Vindo do diretor Ron Howard, responsável por levar às telas os Best Sellers “O Código Da Vinci” e “Anjos e Demônios”, esse filme, indicado a 5 Oscars, inclusive o de melhor filme, é puro luxo cinematográfico. Isso é típico de Ron, mas ele ainda não caiu em clichês ou repetições.O filme usa e abusa de bons diálogos, dentro de um roteiro impecável, aproveitando as grandes personagens – reais – que tem. Trilha sonora do aclamado Hans Zimmer – que, me perdoem se ele tem fãs, mas consegue ser mais repetido em número de créditos que o Morgan Freeman, a Kathy Bates ou o Alec Baldwin – também faz bonito. Mas é tanta qualidade – edição, figurino, interpretações, etc... – que nem dá pra citar todas em detalhes.
Mas uma pessoa, em especial, protagoniza epicamente: Michael Sheen, que não teve a indicação a melhor ator, que foi pro parceiro Frank Langella, que merecia um pouco menos.

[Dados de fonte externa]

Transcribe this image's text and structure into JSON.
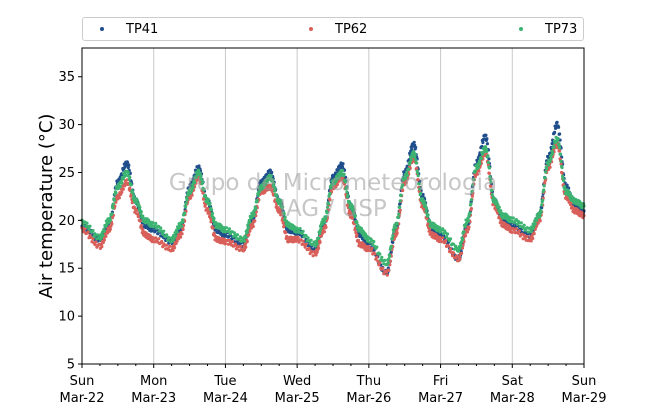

Michael vem na pele do jornalista David Frost, que é muito carismático e, ao mesmo tempo, ambicioso. Só mais um injustiçado.
É um filme que merecia mais reconhecimento do público e da crítica, porque é uma espécie em extinção no mundo do cinema. Aplaudo de pé e dou 5 estrelas! [por Rodolfo Domingos]
É um filme que eu super indico.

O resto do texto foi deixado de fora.